Vou-me embora pro passado

“No rastro da Bandeira de Manuel”

Vou-me embora pro passado / Lá sou amigo do rei / Lá tem coisas “daqui, ó!” / Roy Rogers, Buc Jones / Rock Lane, Dóris Day / Vou-me embora pro passado / Porque lá, é outro astral / Lá tem carros Vemaguet / Jeep Willes, Maverick / Tem Gordine, tem Buick / Tem Candango e tem Rural.

Lá dançarei Twist / Hully-Gully, Iê-iê-iê / Lá é uma brasa mora / Só você vendo pra crê / Assistirei Rim Tim Tim / Ou mesmo Jinne é um Gênio / Vestirei calças de Nycron / Faroeste ou Durabem / Tecidos sanforizados / Tergal, Percal e Banlon / Verei lances de anágua / Combinação, califon /  Escutarei Al Di Lá / Dominiqui Niqui Niqui / Me fartarei de Grapette / Na farra dos piqueniques.

Vou-me embora pro passado. / No passado tem Jerônimo / Aquele Herói do Sertão / Tem Coronel Ludugero / Com Otrope em discussão / Tem passeio de Lambreta / De Vespa, de Berlineta / Marinete e Lotação./ Quando toca Pata Pata / Cantam a versão musical / “Tá Com a Pulga na Cueca” / E dançam a música sapeca / Ô Papa Hum Mau Mau / Tem a turma prafrentex / Cantando Banho de Lua / Tem bundeira e piniqueira  / Dando sopa pela rua.

Vou-me embora pro passado / Que o passado é bom demais! / Lá tem meninas “quebrando” / Ao cruzar com um rapaz / Elas cheiram a Pó de Arroz / Da Cachemere Bouquet / Coty ou Royal Briar / Colocam Rouge e Laquê / English Lavanda Atkinsons / Ou Helena Rubinstein / Saem de saia plissada / Ou de vestido Tubinho / Com jeitinho encabulado / Flertando bem de fininho / E lá no cinema Rex / Se vê broto a namorar / De mão dada com o guri / Com vestido de organdi / Com gola de tafetá.

Os homens lá do passado / Só andam tudo tinindo / De linho Diagonal / Camisas Lunfor, a tal / Sapato Clark de cromo / Ou Passo-Doble esportivo / Ou Fox do bico fino / De camisas Volta ao Mundo / Caneta Shafers no bolso / Ou Parker 51 / Só cheirando a Áqua Velva / A sabonete Gessy / Ou Lifeboy, Eucalol / E junto com o espelhinho / Pente Pantera ou Flamengo / E uma trunfinha no quengo / Cintilante como o sol.

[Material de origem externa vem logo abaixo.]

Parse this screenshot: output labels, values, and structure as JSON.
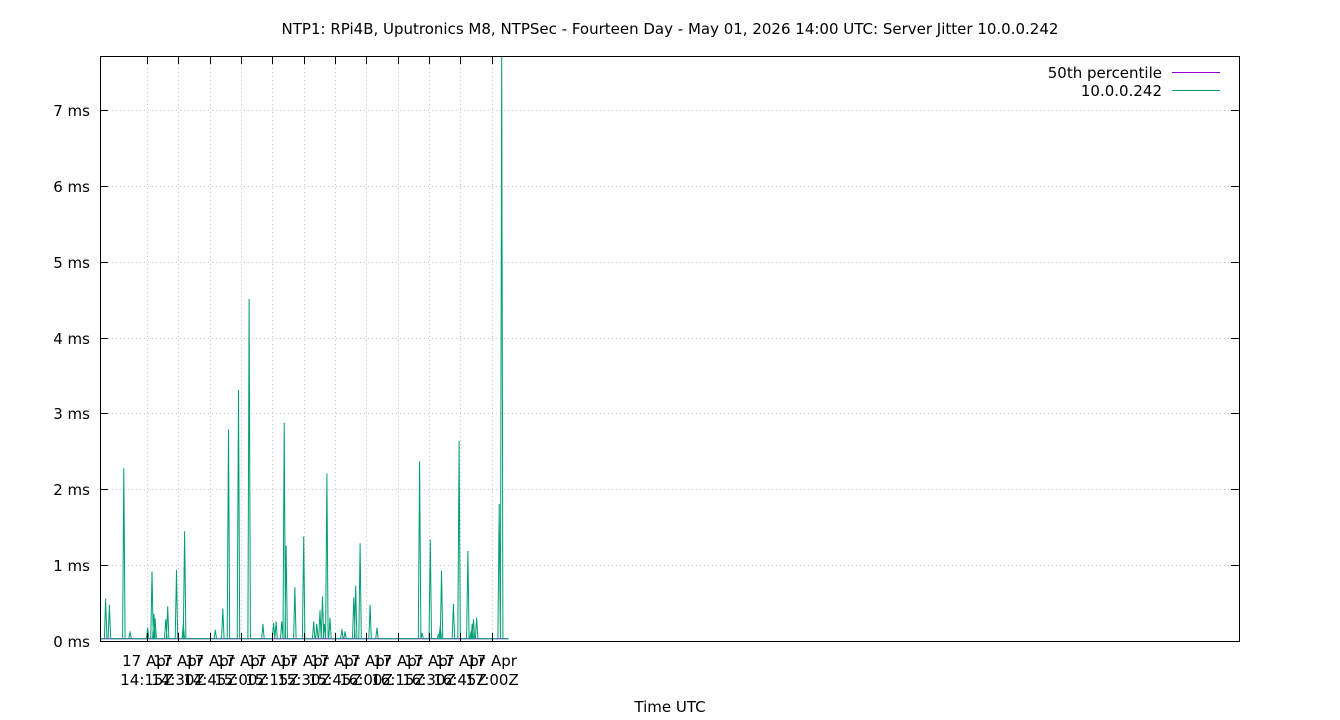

Vou-me embora pro passado  / Lá tem tudo que há de bom! / Os mais velhos inda usam / Sapatos branco e marrom  / E chapéu de aba larga / Ramenzone ou Cury Luxo / Ouvindo Besame Mucho / Solfejando a meio tom.

No passado é outra história / Outra civilização… / Tem Alvarenga e Ranchinho  / Tem Jararaca e Ratinho / Aprontando a gozação / Tem assustado à Vermuth / Ao som de Valdir Calmon / Tem Long-Play da Mocambo / Mas Rosemblit é o bom / Tem Albertinho Limonta / Tem também Mamãe Dolores / Marcelino, Pão e Vinho / Tem Bat Masterson, tem Léssie / Túnel do Tempo, tem Zorro / Não se vê tantos horrores.

Lá no passado tem corso  / Lança perfume Rodouro / Geladeira Kelvinator / Tem rádio com olho mágico / ABC a voz de ouro / Se ouve Carlos Galhardo / Em Audições Musicais / Piano ao cair da tarde / Cancioneiro de Sucesso / Tem também Repórter Esso / Com notícias atuais / .Tem petisqueiro e bufê / Junto à mesa de jantar / Tem bisqüit e bibelô / Tem louça de toda cor / Bule de ágata, alguidar / Se brinca de cabra cega / De drama, de garrafão / Camoniboi, balinheira / De rolimã na ladeira / De rasteira e de pinhão.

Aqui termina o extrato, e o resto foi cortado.